On Tue, 2004-03-02 at 03:53, Chad Walstrom wrote:
> On Mon, Mar 01, 2004 at 12:10:16PM +0000, Colin Watson wrote:
> > (Yes, this makes release management in general a very difficult
> > problem, since you lose most of your degrees of freedom in the
> > versions available for release.)
> 
> I would counter that release management may be simpler, in that specific
> goals for release are more granular.  Each component would have its own
> release cycle and release manager.  Teams of developers are more focused
> on releasing software that interests them.

Release management for-each-sub-project may be simpler, but as someone
else mentioned, we would have a much greater need for parallel installs
and _that_ has would presumably make it (at least the distribution as a
whole) more complex.

It might be useful to work toward untangling the dependencies as much as
possible, and 'componentizing' would almost certainly assist with
identifying where the inter-component dependencies are, which is a good
thing.

> For this flexibility, you would increase complexity; this fact cannot be
> ignored.  Mathematically, it looks quite scary, but would it really be
> that horrible in a practice?  There are already numerous back-port
> projects out there, allowing people to install Gnome 2.4 or Apache 2 on
> woody.  Developers WANT their software to run on multiple releases of
> Debian.  This is also an undeniable fact.  People WANT to run a stable
> Core and have newer software.

It's very appealing from a me-as-user point of view.
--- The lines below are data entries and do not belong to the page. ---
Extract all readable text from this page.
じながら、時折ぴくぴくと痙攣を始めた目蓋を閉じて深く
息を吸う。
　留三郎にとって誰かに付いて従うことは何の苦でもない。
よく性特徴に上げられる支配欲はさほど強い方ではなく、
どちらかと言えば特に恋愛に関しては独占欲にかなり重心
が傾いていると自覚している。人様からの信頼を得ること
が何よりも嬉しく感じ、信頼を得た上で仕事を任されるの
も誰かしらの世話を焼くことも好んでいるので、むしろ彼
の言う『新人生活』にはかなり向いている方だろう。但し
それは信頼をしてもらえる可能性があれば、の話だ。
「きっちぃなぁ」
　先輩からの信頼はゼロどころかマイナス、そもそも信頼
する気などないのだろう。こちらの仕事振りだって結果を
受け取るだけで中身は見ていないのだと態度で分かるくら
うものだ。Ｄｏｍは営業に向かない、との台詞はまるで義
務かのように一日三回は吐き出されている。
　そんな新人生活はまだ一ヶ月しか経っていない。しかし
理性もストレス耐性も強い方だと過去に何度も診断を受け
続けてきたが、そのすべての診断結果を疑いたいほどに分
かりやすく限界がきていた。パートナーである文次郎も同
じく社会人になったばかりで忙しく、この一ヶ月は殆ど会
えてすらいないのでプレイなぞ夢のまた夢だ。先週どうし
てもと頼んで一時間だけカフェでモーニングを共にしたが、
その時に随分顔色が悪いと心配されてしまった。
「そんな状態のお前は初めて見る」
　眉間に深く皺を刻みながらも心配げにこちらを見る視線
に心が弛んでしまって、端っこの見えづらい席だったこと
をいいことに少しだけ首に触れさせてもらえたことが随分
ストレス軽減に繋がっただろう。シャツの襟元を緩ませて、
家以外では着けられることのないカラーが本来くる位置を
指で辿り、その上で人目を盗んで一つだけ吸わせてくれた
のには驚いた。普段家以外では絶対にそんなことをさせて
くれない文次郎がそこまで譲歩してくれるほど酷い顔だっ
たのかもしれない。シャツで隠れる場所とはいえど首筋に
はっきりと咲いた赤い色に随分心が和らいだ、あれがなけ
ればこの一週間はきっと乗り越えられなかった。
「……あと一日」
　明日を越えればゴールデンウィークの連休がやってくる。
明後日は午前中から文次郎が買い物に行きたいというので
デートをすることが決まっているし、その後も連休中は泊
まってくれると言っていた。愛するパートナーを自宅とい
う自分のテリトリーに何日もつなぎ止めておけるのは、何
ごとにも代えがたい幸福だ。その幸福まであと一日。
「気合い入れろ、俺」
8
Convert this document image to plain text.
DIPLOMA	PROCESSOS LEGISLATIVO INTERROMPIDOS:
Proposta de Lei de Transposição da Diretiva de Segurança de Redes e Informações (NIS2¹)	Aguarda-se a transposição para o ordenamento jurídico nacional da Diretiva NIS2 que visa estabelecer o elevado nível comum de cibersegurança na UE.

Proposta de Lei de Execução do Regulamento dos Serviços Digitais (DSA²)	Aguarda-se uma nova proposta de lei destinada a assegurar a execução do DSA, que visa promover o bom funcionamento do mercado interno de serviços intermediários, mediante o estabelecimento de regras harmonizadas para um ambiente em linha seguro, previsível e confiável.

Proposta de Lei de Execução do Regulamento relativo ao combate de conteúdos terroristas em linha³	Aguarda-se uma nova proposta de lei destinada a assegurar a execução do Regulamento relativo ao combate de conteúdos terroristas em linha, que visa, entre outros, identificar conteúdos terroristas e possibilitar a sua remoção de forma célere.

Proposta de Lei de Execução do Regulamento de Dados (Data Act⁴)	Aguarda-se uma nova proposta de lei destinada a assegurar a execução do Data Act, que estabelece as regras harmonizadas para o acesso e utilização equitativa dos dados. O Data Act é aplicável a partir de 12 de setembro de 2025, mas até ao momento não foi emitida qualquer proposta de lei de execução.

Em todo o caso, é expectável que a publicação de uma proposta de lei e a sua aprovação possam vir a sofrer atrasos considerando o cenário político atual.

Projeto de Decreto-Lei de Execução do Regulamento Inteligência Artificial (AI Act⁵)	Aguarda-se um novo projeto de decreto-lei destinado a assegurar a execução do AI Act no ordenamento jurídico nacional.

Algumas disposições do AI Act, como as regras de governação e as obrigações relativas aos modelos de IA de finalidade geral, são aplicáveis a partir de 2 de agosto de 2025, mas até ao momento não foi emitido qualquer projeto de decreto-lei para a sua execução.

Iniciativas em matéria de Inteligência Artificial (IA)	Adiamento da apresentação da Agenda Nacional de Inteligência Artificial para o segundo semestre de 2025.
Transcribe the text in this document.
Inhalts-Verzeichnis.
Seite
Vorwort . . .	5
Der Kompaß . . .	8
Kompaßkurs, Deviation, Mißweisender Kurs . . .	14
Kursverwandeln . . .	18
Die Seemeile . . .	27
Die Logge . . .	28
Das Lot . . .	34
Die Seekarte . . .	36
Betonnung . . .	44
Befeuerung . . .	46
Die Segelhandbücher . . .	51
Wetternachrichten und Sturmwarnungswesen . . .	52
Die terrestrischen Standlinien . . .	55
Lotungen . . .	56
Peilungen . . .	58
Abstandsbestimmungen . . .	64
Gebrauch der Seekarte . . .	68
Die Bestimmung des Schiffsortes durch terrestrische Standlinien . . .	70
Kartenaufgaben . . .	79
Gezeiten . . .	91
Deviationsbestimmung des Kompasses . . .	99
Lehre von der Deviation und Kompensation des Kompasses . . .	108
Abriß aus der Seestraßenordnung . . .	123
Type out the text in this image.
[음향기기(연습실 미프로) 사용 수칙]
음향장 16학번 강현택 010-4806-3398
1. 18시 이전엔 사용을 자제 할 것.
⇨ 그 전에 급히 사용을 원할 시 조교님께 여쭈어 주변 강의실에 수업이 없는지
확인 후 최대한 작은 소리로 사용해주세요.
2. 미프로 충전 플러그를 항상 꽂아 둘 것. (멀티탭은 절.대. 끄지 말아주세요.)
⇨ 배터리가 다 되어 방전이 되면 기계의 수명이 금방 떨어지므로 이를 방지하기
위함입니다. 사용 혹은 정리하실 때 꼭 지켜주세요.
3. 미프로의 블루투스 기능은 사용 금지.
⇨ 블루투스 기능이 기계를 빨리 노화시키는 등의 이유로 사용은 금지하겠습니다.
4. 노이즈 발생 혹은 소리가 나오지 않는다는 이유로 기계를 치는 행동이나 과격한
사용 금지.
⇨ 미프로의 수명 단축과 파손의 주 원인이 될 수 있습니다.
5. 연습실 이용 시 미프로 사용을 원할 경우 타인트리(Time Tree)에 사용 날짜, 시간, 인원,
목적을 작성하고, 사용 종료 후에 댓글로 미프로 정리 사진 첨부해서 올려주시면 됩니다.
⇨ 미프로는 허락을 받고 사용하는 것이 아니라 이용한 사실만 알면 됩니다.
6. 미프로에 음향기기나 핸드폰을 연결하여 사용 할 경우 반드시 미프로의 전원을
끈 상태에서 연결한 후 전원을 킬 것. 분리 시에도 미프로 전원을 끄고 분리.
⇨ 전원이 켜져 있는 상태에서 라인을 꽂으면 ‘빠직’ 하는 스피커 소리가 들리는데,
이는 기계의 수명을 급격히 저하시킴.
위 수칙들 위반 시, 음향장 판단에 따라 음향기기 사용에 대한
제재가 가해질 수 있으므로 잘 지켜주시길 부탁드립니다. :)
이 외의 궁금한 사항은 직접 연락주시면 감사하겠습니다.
I've been meaning
to set up a base-stable (for net, security, etc) + chroot unstable (for
desktop) but haven't yet gotten there. A more modularized Debian would
provide greater flexibility in a similar way...

> Implementation, on the other hand, does not match Debian's current
> paradigm.  It would be a big change internally to allow the use of
> components.  I'm not sure how Ian is going to make it work for Progeny
> with the existing Debian and Fedora archives.

Does progeny use both Debian _and_ Fedora as a base? If so I had no
idea.

> 	deb http://http.us.debian.org/debian x11-4.3 sid

This reminded me - there is talk (and hopefully plenty of action) to
break up the monolithix XFree distribution into base libs, drivers, etc.
This componentization seems to be the theme of the day.

Where I used to work, we ended up with a monolithic code base and at one
point split out "lib". We were using Aegis at the time, and created a
lib project which seemed to make sense. We realised after a long time
that the overhead of adding functions to "lib" was way too high, and so
no one did any more (since they had to create an extra 'change' which
was too much overhead for too little immediate gain for that one
programmer.

Nevertheless, the library became more stable, and after the initial
effort of untangling its dependencies so it didn't depend on anything
higher, this probed to be beneficial.

We wanted to create more layers, each layer depending only on
functionality from the layer below, but "we always had another deadline
and not enough willingness to stop for a few weeks to do it".